Multicore support in OpenCV for tegra

Hello everyone,

I’ve installed OpenCV4Tegra using NVidia’s binaries as advised here (option 1, “Prebuilt OpenCV4Tegra library for L4T”):

http://elinux.org/Jetson/Installing_OpenCV#Prebuilt_OpenCV_library_versus_Building_the_OpenCV_library_from_source

In this page, NVidia-specific optimizations for the Tegra platform are advertised:

http://elinux.org/Jetson/Computer_Vision_Performance

OpenCV4Tegra: A free library provided by NVIDIA containing optimizations for NVIDIA's Tegra CPUs (ARM NEON SIMD optimizations, multi-core CPU optimizations and some GLSL GPU optimizations)

But the performance of the non-gpu libraries wasn’t up to my expectations, so I’ve written this simple program to dump build and runtime settings:

#include <cstdio>
#include "opencv2/opencv.hpp"

int main()
{
        cv::setNumThreads(4);
        printf(
                "CPUs: %d, Threads: %d, Use optimizations: %s\n",
                cv::getNumberOfCPUs(),
                cv::getNumThreads(),
                cv::useOptimized() ? "yes" : "no"
        );
        printf("%s\n", cv::getBuildInformation().c_str());
        return 0;
}

With very disappointing results:

CPUs: 1, Threads: 1, Use optimizations: yes

General configuration for OpenCV 2.4.10.1 =====================================
  Version control:               2.4.10.1

...

  Other third-party libraries:
    Use IPP:                     NO
    Use Eigen:                   YES (ver 3.2.0)
    Use TBB:                     NO
    Use OpenMP:                  NO
    Use GCD                      NO
    Use Concurrency              NO
    Use C=:                      NO
    Use Cuda:                    YES (ver 6.5)
    Use OpenCL:                  NO

  NVIDIA CUDA
    Use CUFFT:                   YES
    Use CUBLAS:                  NO
    USE NVCUVID:                 NO
    NVIDIA GPU arch:             32
    NVIDIA PTX archs:
    Use fast math:               NO

...

  Install path:                  /usr

  cvconfig.h is in:              /hdd/buildbot/slave_jetson_tk1_2/52-O4T-L4T/build
-----------------------------------------------------------------

General configuration for OpenCV4Tegra =====================================
  inner version                  2.4.10.1
  memory allocator               NO
  hardware link                  YES
  compact sources                NO
  logging enabled                NO
-----------------------------------------------------------------

So, no multiprocessing support at all (OpenMP, TBB, etc.), also no indication of NEON optimizations… am I missing something?
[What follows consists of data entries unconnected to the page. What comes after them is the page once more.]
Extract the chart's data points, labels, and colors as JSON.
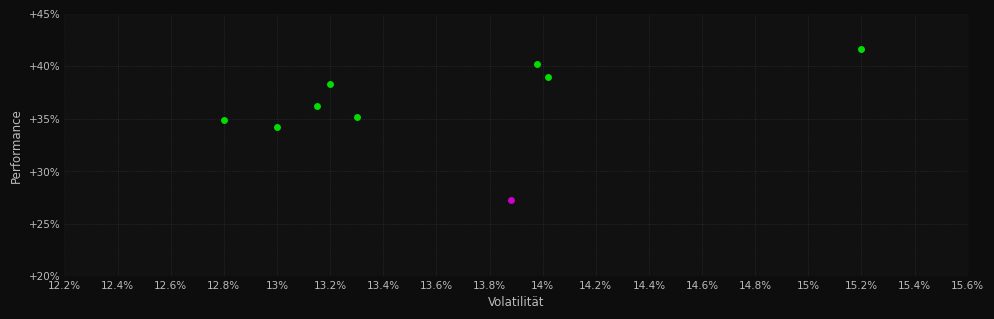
{
  "background_color": "#0d0d0d",
  "plot_bg_color": "#111111",
  "grid_color": "#444444",
  "text_color": "#bbbbbb",
  "xlabel": "Volatilität",
  "ylabel": "Performance",
  "xlim": [
    0.122,
    0.156
  ],
  "ylim": [
    0.2,
    0.45
  ],
  "xticks": [
    0.122,
    0.124,
    0.126,
    0.128,
    0.13,
    0.132,
    0.134,
    0.136,
    0.138,
    0.14,
    0.142,
    0.144,
    0.146,
    0.148,
    0.15,
    0.152,
    0.154,
    0.156
  ],
  "xtick_labels": [
    "12.2%",
    "12.4%",
    "12.6%",
    "12.8%",
    "13%",
    "13.2%",
    "13.4%",
    "13.6%",
    "13.8%",
    "14%",
    "14.2%",
    "14.4%",
    "14.6%",
    "14.8%",
    "15%",
    "15.2%",
    "15.4%",
    "15.6%"
  ],
  "ytick_labels": [
    "+20%",
    "+25%",
    "+30%",
    "+35%",
    "+40%",
    "+45%"
  ],
  "yticks": [
    0.2,
    0.25,
    0.3,
    0.35,
    0.4,
    0.45
  ],
  "green_points": [
    [
      0.128,
      0.349
    ],
    [
      0.13,
      0.342
    ],
    [
      0.132,
      0.383
    ],
    [
      0.1315,
      0.362
    ],
    [
      0.133,
      0.352
    ],
    [
      0.1398,
      0.402
    ],
    [
      0.1402,
      0.39
    ],
    [
      0.152,
      0.416
    ]
  ],
  "magenta_points": [
    [
      0.1388,
      0.273
    ]
  ],
  "green_color": "#00dd00",
  "magenta_color": "#cc00cc",
  "marker_size": 5
}
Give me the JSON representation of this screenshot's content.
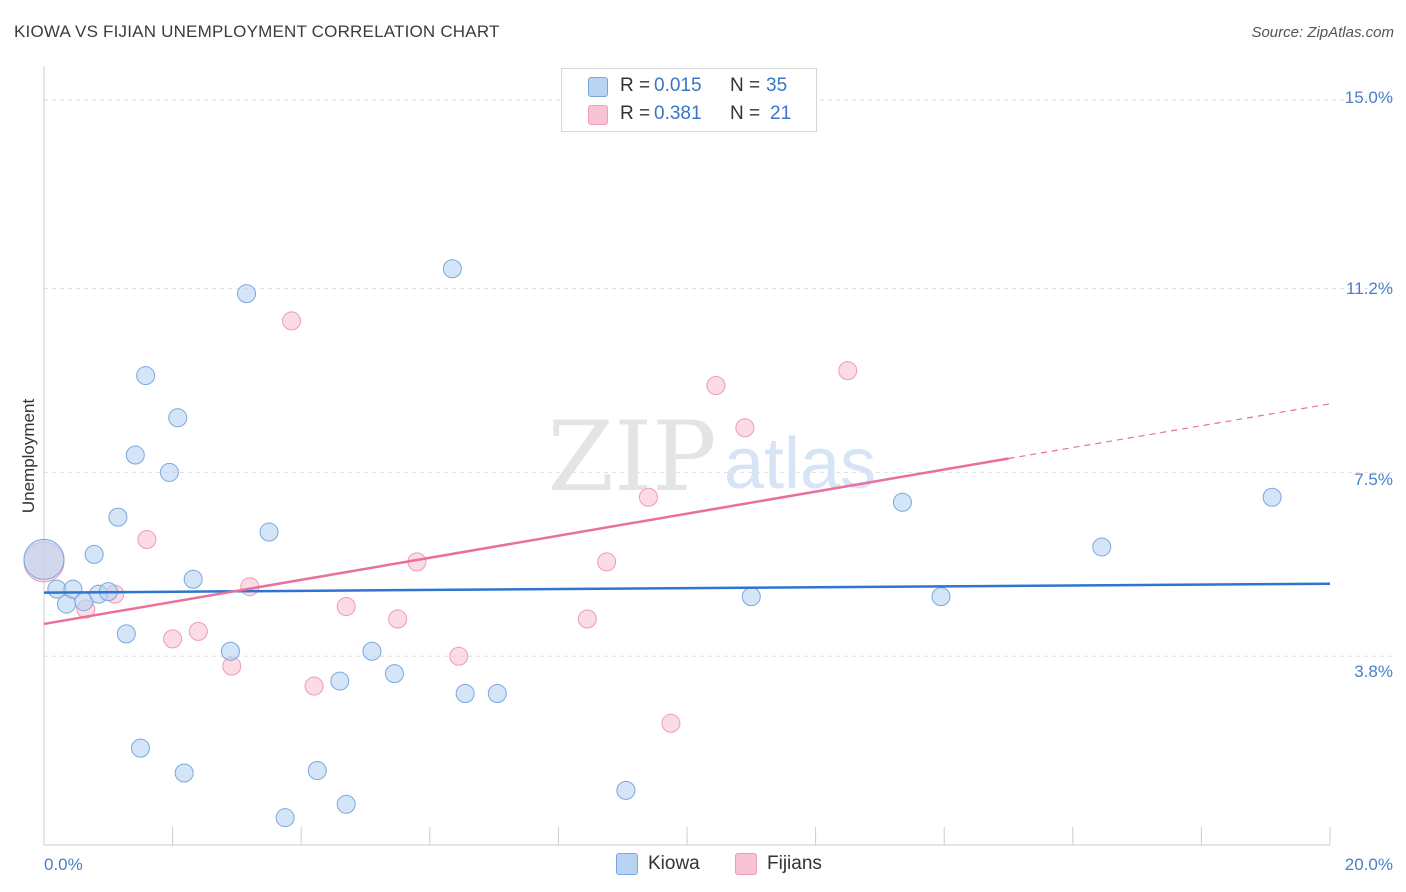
{
  "title": "KIOWA VS FIJIAN UNEMPLOYMENT CORRELATION CHART",
  "source": "Source: ZipAtlas.com",
  "watermark": {
    "zip": "ZIP",
    "atlas": "atlas"
  },
  "legend": {
    "rows": [
      {
        "r_label": "R =",
        "r_value": "0.015",
        "n_label": "N =",
        "n_value": "35"
      },
      {
        "r_label": "R =",
        "r_value": "0.381",
        "n_label": "N =",
        "n_value": "21"
      }
    ]
  },
  "bottom_legend": [
    {
      "label": "Kiowa"
    },
    {
      "label": "Fijians"
    }
  ],
  "colors": {
    "kiowa_fill": "#b9d3f3",
    "kiowa_stroke": "#7aa7df",
    "kiowa_line": "#2f74d0",
    "fijian_fill": "#f8c4d4",
    "fijian_stroke": "#ee9bb6",
    "fijian_line": "#e8709a",
    "grid": "#dedede",
    "axis_text": "#4a7fc8"
  },
  "chart_data": {
    "type": "scatter",
    "title": "KIOWA VS FIJIAN UNEMPLOYMENT CORRELATION CHART",
    "xlabel": "",
    "ylabel": "Unemployment",
    "xlim": [
      0,
      20
    ],
    "ylim": [
      0,
      15.4
    ],
    "x_tick_labels": [
      "0.0%",
      "20.0%"
    ],
    "y_ticks": [
      3.8,
      7.5,
      11.2,
      15.0
    ],
    "y_tick_labels": [
      "3.8%",
      "7.5%",
      "11.2%",
      "15.0%"
    ],
    "series": [
      {
        "name": "Kiowa",
        "R": 0.015,
        "N": 35,
        "trend": {
          "x": [
            0,
            20
          ],
          "y": [
            5.08,
            5.26
          ]
        },
        "points": [
          [
            0.0,
            5.75
          ],
          [
            0.2,
            5.15
          ],
          [
            0.35,
            4.85
          ],
          [
            0.45,
            5.15
          ],
          [
            0.62,
            4.9
          ],
          [
            0.78,
            5.85
          ],
          [
            0.85,
            5.05
          ],
          [
            1.0,
            5.1
          ],
          [
            1.15,
            6.6
          ],
          [
            1.28,
            4.25
          ],
          [
            1.42,
            7.85
          ],
          [
            1.5,
            1.95
          ],
          [
            1.58,
            9.45
          ],
          [
            1.95,
            7.5
          ],
          [
            2.08,
            8.6
          ],
          [
            2.18,
            1.45
          ],
          [
            2.32,
            5.35
          ],
          [
            2.9,
            3.9
          ],
          [
            3.15,
            11.1
          ],
          [
            3.5,
            6.3
          ],
          [
            3.75,
            0.55
          ],
          [
            4.25,
            1.5
          ],
          [
            4.6,
            3.3
          ],
          [
            4.7,
            0.82
          ],
          [
            5.1,
            3.9
          ],
          [
            5.45,
            3.45
          ],
          [
            6.35,
            11.6
          ],
          [
            6.55,
            3.05
          ],
          [
            7.05,
            3.05
          ],
          [
            9.05,
            1.1
          ],
          [
            11.0,
            5.0
          ],
          [
            13.35,
            6.9
          ],
          [
            13.95,
            5.0
          ],
          [
            16.45,
            6.0
          ],
          [
            19.1,
            7.0
          ]
        ]
      },
      {
        "name": "Fijians",
        "R": 0.381,
        "N": 21,
        "trend": {
          "x": [
            0,
            15.0
          ],
          "y": [
            4.45,
            7.78
          ]
        },
        "trend_extension": {
          "x": [
            15.0,
            20.0
          ],
          "y": [
            7.78,
            8.88
          ]
        },
        "points": [
          [
            0.0,
            5.7
          ],
          [
            0.65,
            4.75
          ],
          [
            1.1,
            5.05
          ],
          [
            1.6,
            6.15
          ],
          [
            2.0,
            4.15
          ],
          [
            2.4,
            4.3
          ],
          [
            2.92,
            3.6
          ],
          [
            3.2,
            5.2
          ],
          [
            3.85,
            10.55
          ],
          [
            4.2,
            3.2
          ],
          [
            4.7,
            4.8
          ],
          [
            5.5,
            4.55
          ],
          [
            5.8,
            5.7
          ],
          [
            6.45,
            3.8
          ],
          [
            8.45,
            4.55
          ],
          [
            8.75,
            5.7
          ],
          [
            9.4,
            7.0
          ],
          [
            9.75,
            2.45
          ],
          [
            10.45,
            9.25
          ],
          [
            10.9,
            8.4
          ],
          [
            12.5,
            9.55
          ]
        ]
      }
    ]
  }
}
The CPU count apparently varies when cores are enabled/disabled, but thread count can’t be forced to any value above 1, not even calling cv::setNumThreads() when all cores are active.

Thanks in advance,
Emilio.

Hi EmilioG,

We’re investigating this issue, the status will be updated once we clarified it.

Thanks

Hi EmilioG,

According to your experiment result, the OpenCV4Tegra version is 2.4.10.xx; we had been distributing 2.4.13 onwards since couple months ago on TK1 and TX1.

Could it be that you are running public OpenCV or very old version?
Which Jetpack did you install?

Thanks

Hello Kayccc,

sorry for the delay… I’ve been using L4T R21.4, which precedes latest version (R21.5) and is about one year old.

Can you please confirm that OpenCV version shipping with R21.5 has multicore and SIMD optimizations?

Hi EmilioG,

Would you please try running the last OpenCV4Tegra v2.4.13, then see if the result is the same?

Thanks

Our project is currently locked on L4T 21.4 / OpenCV4Tegra 2.4.10, which is what was available when we started. I’ll try to switch momentarily to 2.4.13 and see the results, but can’t promise to make it soon.